The other passage is from five years before the 1929 Hebron Massacre, and a year and a half before a letter to the editor from one Adolf Hitler, complaining that The Nation had understated the severity of his incarceration: it was not “six months in a palace prison,” but thirteen months, and “All privileges theretofore granted the prisoner were either abridged or wiped out”—though as vanden Heuvel points out, in prison he was still able to write “a good deal of Mein Kampf.”

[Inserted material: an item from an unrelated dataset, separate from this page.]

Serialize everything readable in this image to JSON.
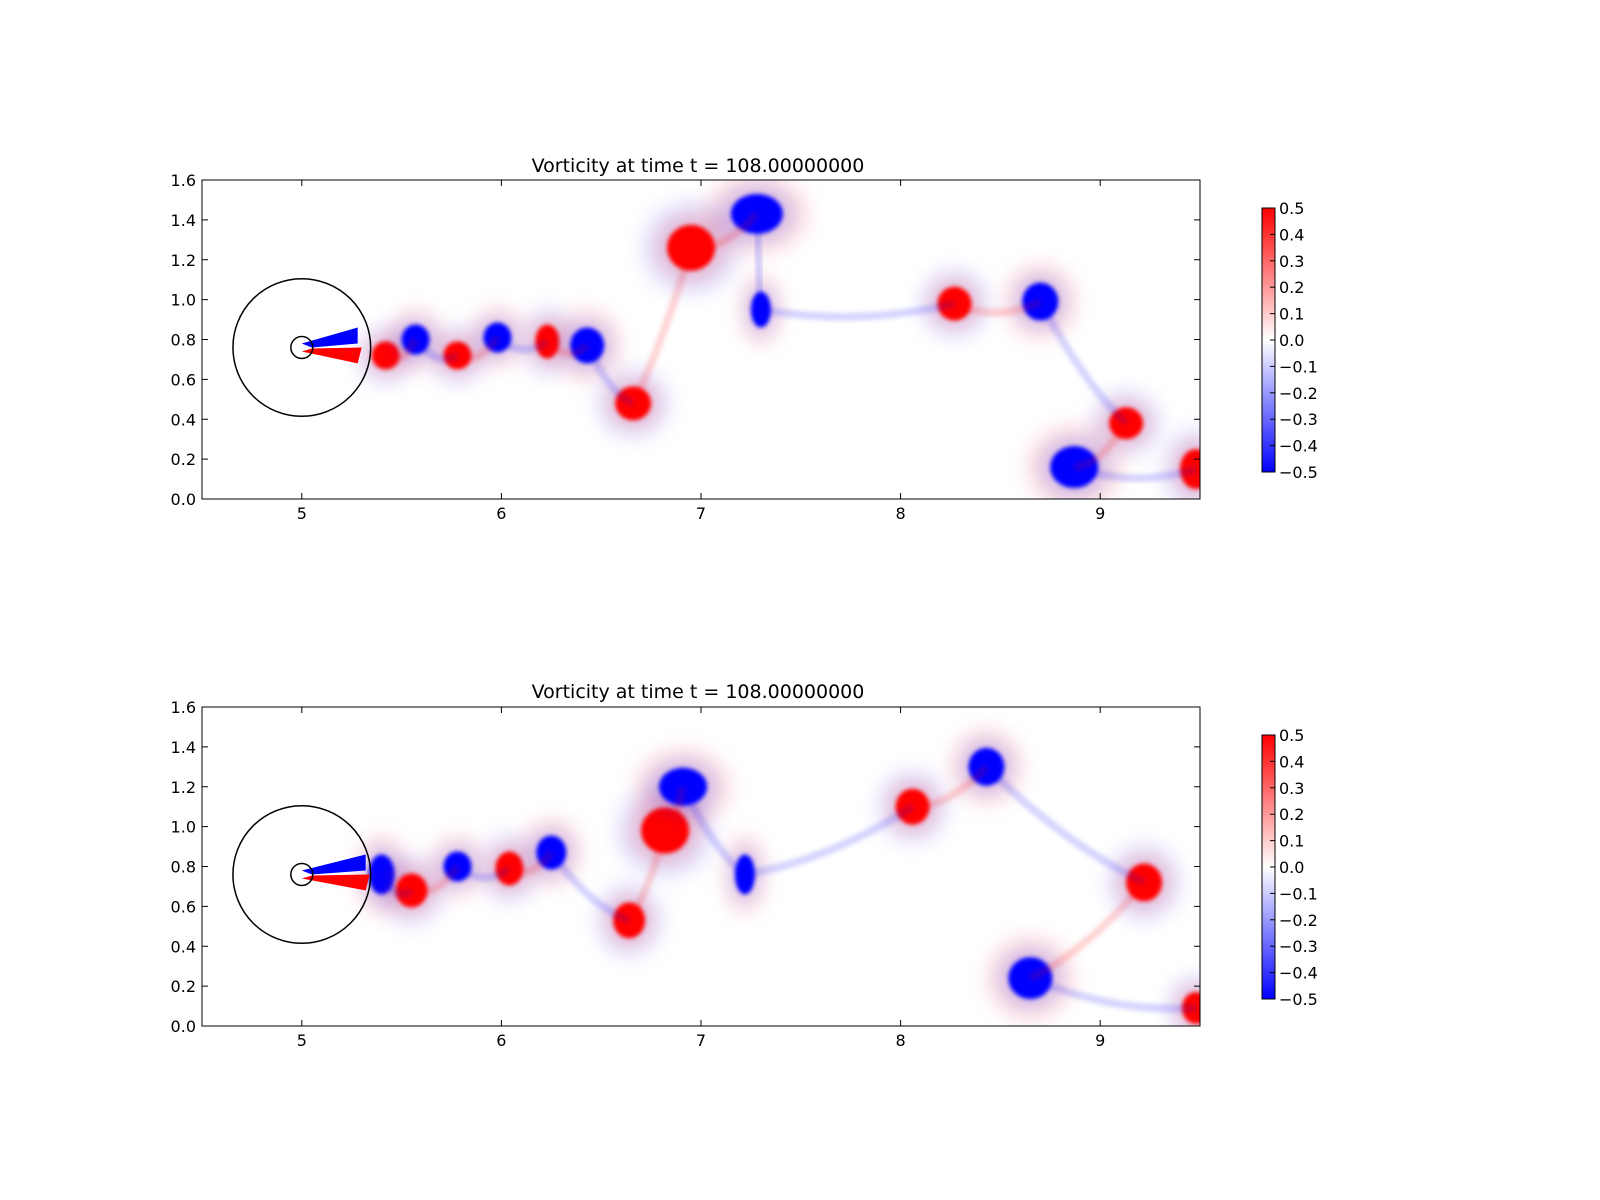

Here is Chaim Weizmann, “Zionism—Alive and Triumphant,” March 12, 1924:
But the idea that England should “give” Palestine to the Jews is particularly crude and Utopian when it is linked up with the suggestion of expropriation or removal of the Arabs. Fortunately no such suggestion has ever come from a responsible Zionist leader. For apart from its inherent impracticality and immorality, the idea again betrays a complete dissociation from the realities of the situation. England would not commit such an act even if the Jewish people were to demand it. And the Jewish people would not demand it because it realizes that, in laying the foundations of its old-new home, it must not tolerate even a suspicion of faith in those vicious imperialist principles which have been the source of half its woes.

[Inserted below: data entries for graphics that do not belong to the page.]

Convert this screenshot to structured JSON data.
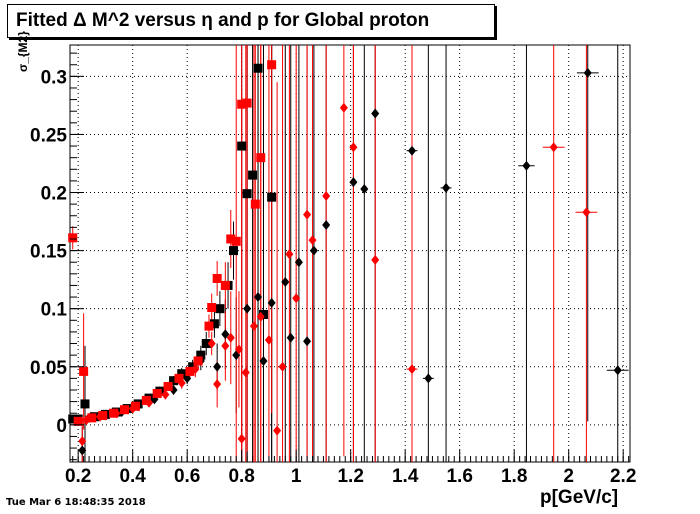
{
  "title": "Fitted Δ M^2 versus η and p for Global proton",
  "timestamp": "Tue Mar  6 18:48:35 2018",
  "chart_data": {
    "type": "scatter",
    "title": "Fitted Δ M^2 versus η and p for Global proton",
    "xlabel": "p[GeV/c]",
    "ylabel": "σ_{M2}",
    "xlim": [
      0.17,
      2.225
    ],
    "ylim": [
      -0.032,
      0.327
    ],
    "grid": true,
    "x_ticks": [
      0.2,
      0.4,
      0.6,
      0.8,
      1,
      1.2,
      1.4,
      1.6,
      1.8,
      2,
      2.2
    ],
    "x_tick_labels": [
      "0.2",
      "0.4",
      "0.6",
      "0.8",
      "1",
      "1.2",
      "1.4",
      "1.6",
      "1.8",
      "2",
      "2.2"
    ],
    "y_ticks": [
      0,
      0.05,
      0.1,
      0.15,
      0.2,
      0.25,
      0.3
    ],
    "y_tick_labels": [
      "0",
      "0.05",
      "0.1",
      "0.15",
      "0.2",
      "0.25",
      "0.3"
    ],
    "series": [
      {
        "marker": "square",
        "color": "#000000",
        "points": [
          {
            "x": 0.18,
            "y": 0.005,
            "ey": 0.003
          },
          {
            "x": 0.2,
            "y": 0.005,
            "ey": 0.003
          },
          {
            "x": 0.225,
            "y": 0.018,
            "ey": 0.05
          },
          {
            "x": 0.26,
            "y": 0.007,
            "ey": 0.002
          },
          {
            "x": 0.3,
            "y": 0.009,
            "ey": 0.002
          },
          {
            "x": 0.34,
            "y": 0.011,
            "ey": 0.002
          },
          {
            "x": 0.38,
            "y": 0.014,
            "ey": 0.002
          },
          {
            "x": 0.42,
            "y": 0.018,
            "ey": 0.002
          },
          {
            "x": 0.46,
            "y": 0.023,
            "ey": 0.003
          },
          {
            "x": 0.5,
            "y": 0.029,
            "ey": 0.003
          },
          {
            "x": 0.55,
            "y": 0.038,
            "ey": 0.004
          },
          {
            "x": 0.58,
            "y": 0.044,
            "ey": 0.005
          },
          {
            "x": 0.62,
            "y": 0.05,
            "ey": 0.006
          },
          {
            "x": 0.65,
            "y": 0.06,
            "ey": 0.008
          },
          {
            "x": 0.67,
            "y": 0.07,
            "ey": 0.01
          },
          {
            "x": 0.7,
            "y": 0.087,
            "ey": 0.012
          },
          {
            "x": 0.72,
            "y": 0.1,
            "ey": 0.015
          },
          {
            "x": 0.75,
            "y": 0.12,
            "ey": 0.02
          },
          {
            "x": 0.77,
            "y": 0.15,
            "ey": 0.025
          },
          {
            "x": 0.8,
            "y": 0.24,
            "ey": 0.3
          },
          {
            "x": 0.82,
            "y": 0.199,
            "ey": 0.3
          },
          {
            "x": 0.84,
            "y": 0.215,
            "ey": 0.3
          },
          {
            "x": 0.86,
            "y": 0.307,
            "ey": 0.3
          },
          {
            "x": 0.88,
            "y": 0.095,
            "ey": 0.3
          },
          {
            "x": 0.91,
            "y": 0.196,
            "ey": 0.3
          }
        ]
      },
      {
        "marker": "diamond",
        "color": "#000000",
        "points": [
          {
            "x": 0.215,
            "y": -0.022,
            "ey": 0.02
          },
          {
            "x": 0.24,
            "y": 0.006,
            "ey": 0.003
          },
          {
            "x": 0.3,
            "y": 0.008,
            "ey": 0.002
          },
          {
            "x": 0.36,
            "y": 0.011,
            "ey": 0.002
          },
          {
            "x": 0.42,
            "y": 0.016,
            "ey": 0.002
          },
          {
            "x": 0.48,
            "y": 0.022,
            "ey": 0.003
          },
          {
            "x": 0.55,
            "y": 0.03,
            "ey": 0.004
          },
          {
            "x": 0.6,
            "y": 0.04,
            "ey": 0.005
          },
          {
            "x": 0.65,
            "y": 0.055,
            "ey": 0.008
          },
          {
            "x": 0.71,
            "y": 0.05,
            "ey": 0.02
          },
          {
            "x": 0.74,
            "y": 0.078,
            "ey": 0.03
          },
          {
            "x": 0.78,
            "y": 0.06,
            "ey": 0.05
          },
          {
            "x": 0.82,
            "y": 0.1,
            "ey": 0.3
          },
          {
            "x": 0.86,
            "y": 0.11,
            "ey": 0.3
          },
          {
            "x": 0.88,
            "y": 0.055,
            "ey": 0.3
          },
          {
            "x": 0.91,
            "y": 0.105,
            "ey": 0.3
          },
          {
            "x": 0.96,
            "y": 0.123,
            "ey": 0.3
          },
          {
            "x": 0.98,
            "y": 0.075,
            "ey": 0.3
          },
          {
            "x": 1.01,
            "y": 0.14,
            "ey": 0.3
          },
          {
            "x": 1.04,
            "y": 0.072,
            "ey": 0.3
          },
          {
            "x": 1.065,
            "y": 0.15,
            "ey": 0.3
          },
          {
            "x": 1.11,
            "y": 0.172,
            "ey": 0.3
          },
          {
            "x": 1.21,
            "y": 0.209,
            "ey": 0.3
          },
          {
            "x": 1.25,
            "y": 0.203,
            "ey": 0.3
          },
          {
            "x": 1.29,
            "y": 0.268,
            "ey": 0.3
          },
          {
            "x": 1.425,
            "y": 0.236,
            "ey": 0.3,
            "ex": 0.02
          },
          {
            "x": 1.485,
            "y": 0.04,
            "ey": 0.3,
            "ex": 0.02
          },
          {
            "x": 1.55,
            "y": 0.204,
            "ey": 0.3,
            "ex": 0.02
          },
          {
            "x": 1.845,
            "y": 0.223,
            "ey": 0.3,
            "ex": 0.03
          },
          {
            "x": 2.07,
            "y": 0.303,
            "ey": 0.3,
            "ex": 0.04
          },
          {
            "x": 2.18,
            "y": 0.047,
            "ey": 0.3,
            "ex": 0.04
          }
        ]
      },
      {
        "marker": "square",
        "color": "#ff0000",
        "points": [
          {
            "x": 0.18,
            "y": 0.161,
            "ey": 0.01
          },
          {
            "x": 0.2,
            "y": 0.003,
            "ey": 0.003
          },
          {
            "x": 0.22,
            "y": 0.046,
            "ey": 0.05
          },
          {
            "x": 0.25,
            "y": 0.006,
            "ey": 0.002
          },
          {
            "x": 0.29,
            "y": 0.008,
            "ey": 0.002
          },
          {
            "x": 0.33,
            "y": 0.01,
            "ey": 0.002
          },
          {
            "x": 0.37,
            "y": 0.013,
            "ey": 0.002
          },
          {
            "x": 0.41,
            "y": 0.016,
            "ey": 0.002
          },
          {
            "x": 0.45,
            "y": 0.021,
            "ey": 0.003
          },
          {
            "x": 0.49,
            "y": 0.027,
            "ey": 0.003
          },
          {
            "x": 0.53,
            "y": 0.033,
            "ey": 0.004
          },
          {
            "x": 0.57,
            "y": 0.04,
            "ey": 0.005
          },
          {
            "x": 0.61,
            "y": 0.046,
            "ey": 0.006
          },
          {
            "x": 0.64,
            "y": 0.055,
            "ey": 0.008
          },
          {
            "x": 0.68,
            "y": 0.085,
            "ey": 0.01
          },
          {
            "x": 0.69,
            "y": 0.101,
            "ey": 0.012
          },
          {
            "x": 0.71,
            "y": 0.126,
            "ey": 0.015
          },
          {
            "x": 0.74,
            "y": 0.12,
            "ey": 0.02
          },
          {
            "x": 0.76,
            "y": 0.16,
            "ey": 0.025
          },
          {
            "x": 0.78,
            "y": 0.158,
            "ey": 0.3
          },
          {
            "x": 0.8,
            "y": 0.276,
            "ey": 0.3
          },
          {
            "x": 0.82,
            "y": 0.277,
            "ey": 0.3
          },
          {
            "x": 0.85,
            "y": 0.19,
            "ey": 0.3
          },
          {
            "x": 0.87,
            "y": 0.23,
            "ey": 0.3
          },
          {
            "x": 0.91,
            "y": 0.31,
            "ey": 0.3
          }
        ]
      },
      {
        "marker": "diamond",
        "color": "#ff0000",
        "points": [
          {
            "x": 0.215,
            "y": -0.014,
            "ey": 0.02
          },
          {
            "x": 0.23,
            "y": 0.004,
            "ey": 0.003
          },
          {
            "x": 0.28,
            "y": 0.007,
            "ey": 0.002
          },
          {
            "x": 0.34,
            "y": 0.01,
            "ey": 0.002
          },
          {
            "x": 0.4,
            "y": 0.014,
            "ey": 0.002
          },
          {
            "x": 0.46,
            "y": 0.019,
            "ey": 0.003
          },
          {
            "x": 0.52,
            "y": 0.026,
            "ey": 0.004
          },
          {
            "x": 0.58,
            "y": 0.036,
            "ey": 0.005
          },
          {
            "x": 0.63,
            "y": 0.048,
            "ey": 0.007
          },
          {
            "x": 0.69,
            "y": 0.07,
            "ey": 0.01
          },
          {
            "x": 0.71,
            "y": 0.035,
            "ey": 0.02
          },
          {
            "x": 0.74,
            "y": 0.068,
            "ey": 0.03
          },
          {
            "x": 0.76,
            "y": 0.075,
            "ey": 0.04
          },
          {
            "x": 0.79,
            "y": 0.065,
            "ey": 0.05
          },
          {
            "x": 0.8,
            "y": -0.012,
            "ey": 0.3
          },
          {
            "x": 0.815,
            "y": 0.045,
            "ey": 0.3
          },
          {
            "x": 0.845,
            "y": 0.085,
            "ey": 0.3
          },
          {
            "x": 0.87,
            "y": 0.093,
            "ey": 0.3
          },
          {
            "x": 0.9,
            "y": 0.073,
            "ey": 0.3
          },
          {
            "x": 0.93,
            "y": -0.005,
            "ey": 0.3
          },
          {
            "x": 0.95,
            "y": 0.05,
            "ey": 0.3
          },
          {
            "x": 0.975,
            "y": 0.147,
            "ey": 0.3
          },
          {
            "x": 1.0,
            "y": 0.109,
            "ey": 0.3
          },
          {
            "x": 1.04,
            "y": 0.181,
            "ey": 0.3
          },
          {
            "x": 1.06,
            "y": 0.159,
            "ey": 0.3
          },
          {
            "x": 1.11,
            "y": 0.197,
            "ey": 0.3
          },
          {
            "x": 1.175,
            "y": 0.273,
            "ey": 0.3
          },
          {
            "x": 1.21,
            "y": 0.239,
            "ey": 0.3
          },
          {
            "x": 1.29,
            "y": 0.142,
            "ey": 0.3
          },
          {
            "x": 1.425,
            "y": 0.048,
            "ey": 0.3,
            "ex": 0.02
          },
          {
            "x": 1.945,
            "y": 0.239,
            "ey": 0.3,
            "ex": 0.04
          },
          {
            "x": 2.065,
            "y": 0.183,
            "ey": 0.3,
            "ex": 0.04
          }
        ]
      }
    ]
  }
}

If there is any significance at all in the rebuilding of a Jewish homeland, it must be made evident first in the attitude of the Jewish people toward the nations in the midst of which that homeland is being built. Friendliness with the Arabs is not simply a matter of convenience of expedience; it is a cardinal doctrine; it is an essential part of the Jewish outlook, an aspect of the spiritual dream which the Jewish homeland is to embody. If we reject the vicious shifts and tricks of what is inaccurately called Realpolitik it is not only because of its essential stupidity and ineffectiveness, but because our entire history has been a living protest against it. To solve one problem by the creation of two others is a method which is not unapproved in the world of practical men. Perhaps it pays in the case of fly-by-night nations, though even most of these live long enough to witness the undoing of their practical wisdom. In the case of the Jews, who are, as it were, a permanent institution, there is a reputation to be cherished and maintained. Nor is Jewish-Arab cooperation a new concept. The ideal already has an illustrious history. It is not so long ago—as history, and particularly Jewish history, goes—that Jews and Arabs worked hand in hand from Granada to Bagdad in founding and spreading one of the most brilliant civilizations: when the rest of Europe was still steeped in the dark slumber of the Middle Ages, Spain, Mesopotamia, and Northern Africa were brightly illumined by a great Arab Jewish culture. that culture has never disappeared; it survived, transmuted and disguised, in the Renaissance to which it contributed generously; its unacknowledged issue today forms part of our Western civilization.